Wine Tasting at the Winchester Mystery House

It's a "spirited" thing to do at the spooky San Jose landmark.

Getty Images/WinchesterMysteryHouse

LIBATIONS THAT LEVITATE: It's impossible to not summon the phrase "spirits with spirits" when one is imbibing a glass of something grown-up and bubbly/foamy/potent in a spooky spot. The catchy line has long been used by the Ghost Hunters of Urban Los Angeles, in fact, whenever they planned an event involving cocktails in a rumored-to-be-haunted place (an event currently on hiatus, as of this typing, but charming nonetheless). Finding an eerie location in which to sip and socialize around California is not difficult, though, since our state is rife with storied structures, from hotels to train stations to historic restaurants. But one of the most storied of all was once a private home, lived in by one person, and is today visited by thousands each year. You know where we're about to land with this: It's the Winchester Mystery House, in San Jose, and along with San Diego's Whaley House, it's regularly billed as rife with spirits. Those spirits, however, don't just arrive in an ethereal form; beverages of the wine and beer and liquor variety are also served on the property. 

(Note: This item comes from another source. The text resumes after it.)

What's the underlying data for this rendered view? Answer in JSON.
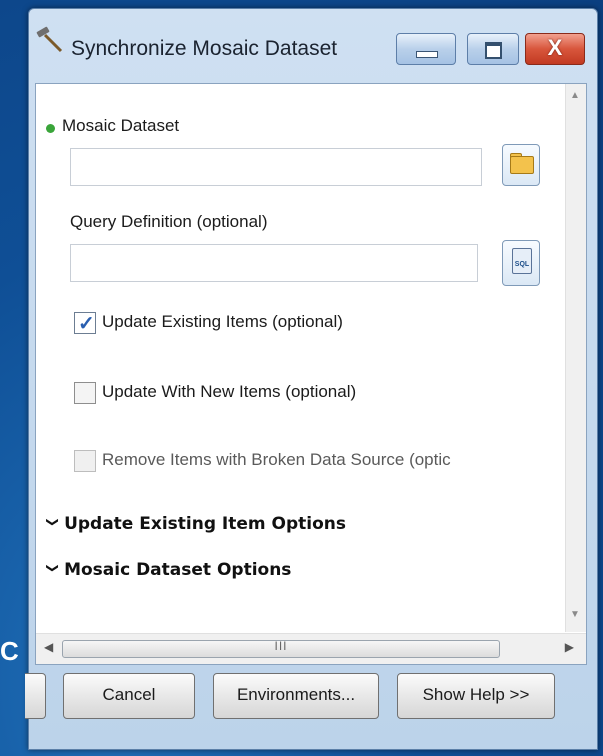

WINE TASTINGS... can be found in "a renovated original out-building with a unique wooden floor made from repurposed wine barrels." Where's this out-building? In the pretty, strollable courtyard of the mansion, just steps away from the main house's rambling corridors and staircases leading to nowhere. It's open seasonally, so if the idea of soaking up the Victorian-flavored tales and twists of Sarah Winchester's medium-influenced home, then following up with a merlot and chardonnay, appeal, check with the attraction before planning a day of house-touring and vino-tasting.

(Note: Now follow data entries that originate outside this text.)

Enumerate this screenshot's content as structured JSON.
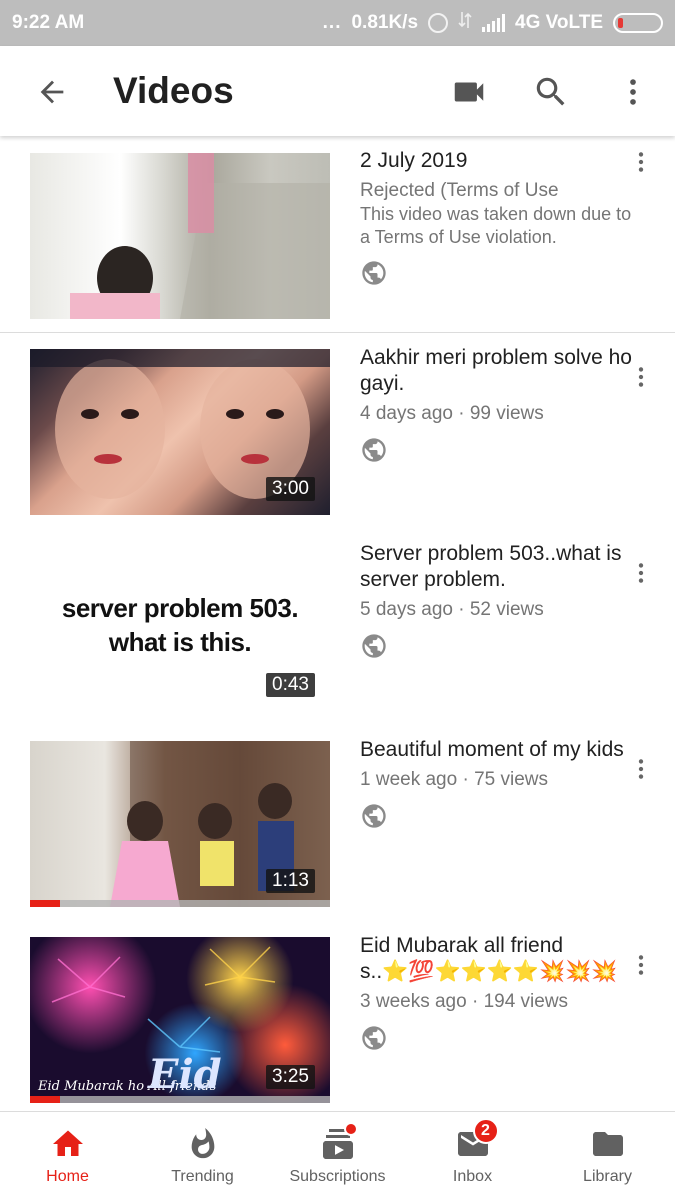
{
  "status_bar": {
    "time": "9:22 AM",
    "dots": "...",
    "speed": "0.81K/s",
    "network": "4G VoLTE"
  },
  "app_bar": {
    "title": "Videos",
    "icons": [
      "arrow-back-icon",
      "videocam-icon",
      "search-icon",
      "more-vert-icon"
    ]
  },
  "videos": [
    {
      "title": "2 July 2019",
      "status": "Rejected (Terms of Use",
      "description": "This video was taken down due to a Terms of Use violation.",
      "visibility_icon": "globe-icon"
    },
    {
      "title": "Aakhir meri problem solve ho gayi.",
      "meta": "4 days ago · 99 views",
      "duration": "3:00",
      "visibility_icon": "globe-icon"
    },
    {
      "title": "Server problem 503..what is server problem.",
      "meta": "5 days ago · 52 views",
      "duration": "0:43",
      "thumbnail_text": "server problem 503. what is this.",
      "visibility_icon": "globe-icon"
    },
    {
      "title": "Beautiful moment of my kids",
      "meta": "1 week ago · 75 views",
      "duration": "1:13",
      "watched_fraction": 0.1,
      "visibility_icon": "globe-icon"
    },
    {
      "title": "Eid Mubarak all friend s..⭐💯⭐⭐⭐⭐💥💥💥",
      "meta": "3 weeks ago · 194 views",
      "duration": "3:25",
      "thumbnail_caption": "Eid Mubarak ho All friends",
      "thumbnail_text": "Eid",
      "watched_fraction": 0.1,
      "visibility_icon": "globe-icon"
    }
  ],
  "bottom_nav": {
    "items": [
      {
        "label": "Home",
        "icon": "home-icon",
        "active": true
      },
      {
        "label": "Trending",
        "icon": "flame-icon"
      },
      {
        "label": "Subscriptions",
        "icon": "subscriptions-icon",
        "badge_dot": true
      },
      {
        "label": "Inbox",
        "icon": "mail-icon",
        "badge": "2"
      },
      {
        "label": "Library",
        "icon": "folder-icon"
      }
    ]
  },
  "colors": {
    "accent": "#e62117",
    "status_bar": "#bdbdbd",
    "text_primary": "#212121",
    "text_secondary": "#757575"
  }
}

BUT IF YOU WANT TO PEEK... at the tasting menu now, you can. There are Winchester Estate wines, made in the Santa Clara Valley, and some local beers from San Jose's own Strike Brewing Company. Is wine tasting at the Winchester Mystery House the most unusual place to pursue this oh-so-California tradition? There are some funky wineries out there, for sure, but few sit on the grounds of a haunted home, one that has windows in the floors and doors opening to brick walls. Eek.